このプレゼンテーションでは、実際にIEEE P802.3cn→IEEE P802.3cn+IEEE P802.3ct→IEEE P802.3cn+IEEE P802.3ct+IEEE P802.3cwと、3つの規格へ分割された例が紹介されている。
このPARの分割は、IEEE 802 Operations Manualに規定された正規の方法であり、スムーズに仕様策定作業を進めるには欠かせない手法の1つだ。
個人的な感想で言えば、まずレーンあたり100Gb/sと200Gb/sはPARを分割すべきだと思うし、200Gb/sについても仮にCoherentなりSHDなりを本当に規格化するのであれば、これも分割した方が仕様策定作業が迅速に進むように思える。
Nowell氏が同じように考えているかどうかは不明だが、実際に分割した場合のシナリオとして提案されているのが以下となる。
普通に考えれば、レーンあたり100Gb/sは光ファイバーと銅配線のどちらも既に標準化作業が進行中の規格だから、単にこれを8レーン構成にすれば実現するわけで、技術的検討を要する項目はそう多くなく、比較的サクサクと作業が進みそうだ。
もう一方のレーンあたり200Gb/sは、技術的可能性は見えているとはいえ、製品レベルでの実現にはまだ足りていないことが多い。これはCoherent/SHDも同じで、製品レベルに持っていくために検討すべき項目は多そうだ。
ところが、これらを全て同じPARの下で検討をしようとした場合、作業時間が足りなくなる可能性がある。こうしたケースでは、PARを分割することで、作業時間を確保できることになる。
実際、IEEE P802.3ct(むしろ既にIEEE 802.3ctとして標準化が完了している)の場合、以下の表のようになっており、PARを分割したことで、それぞれの作業期限が後ろにずれている。
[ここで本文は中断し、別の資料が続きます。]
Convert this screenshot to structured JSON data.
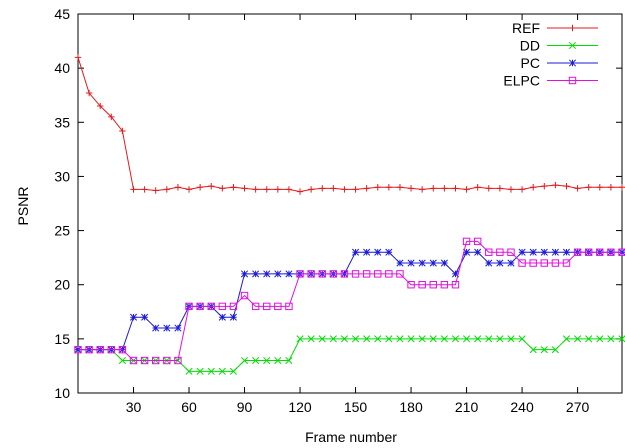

PAR承認 | 標準化予定日 | 標準化完了日 | |
IEEE P802.3cn | 2018年9月 | 2020年6月 | 2019年11月 |
IEEE P802.3ct | 2019年2月 | 2021年9月 | 2021年6月 |
IEEE P802.3cw | 2020年2月 | 2023年8月 | (現在作業中) |
だから、まず全ての規格で共通となる仕様に関して先行して作業を行い、これが終わった段階でPAR分割をすることで、手間がかかるもの(今回で言えば200Gb/s LaneやCoherent)を別のPARへと分割することで、共通仕様に関しては審議が終わり、手間のかかる部分に専念するかたちで仕様を検討できることになる。
その一方で、実現可能性が高い(今回で言えば100Gb/s Link)仕様に関しては、手間がかかる仕様の策定を待つことなく先に標準化が完了するわけで、これは都合の良い仕組みである。
こうしたことを踏まえて、IEEE P802.3dfは複数のPARに分割すべき、というのがこの提案である。
ちなみに、この提案に対してもStraw PollやMotionは特に行われていない。このあたりは、最終的にDraft Project Documentへ反映されるかたちになるかと思う。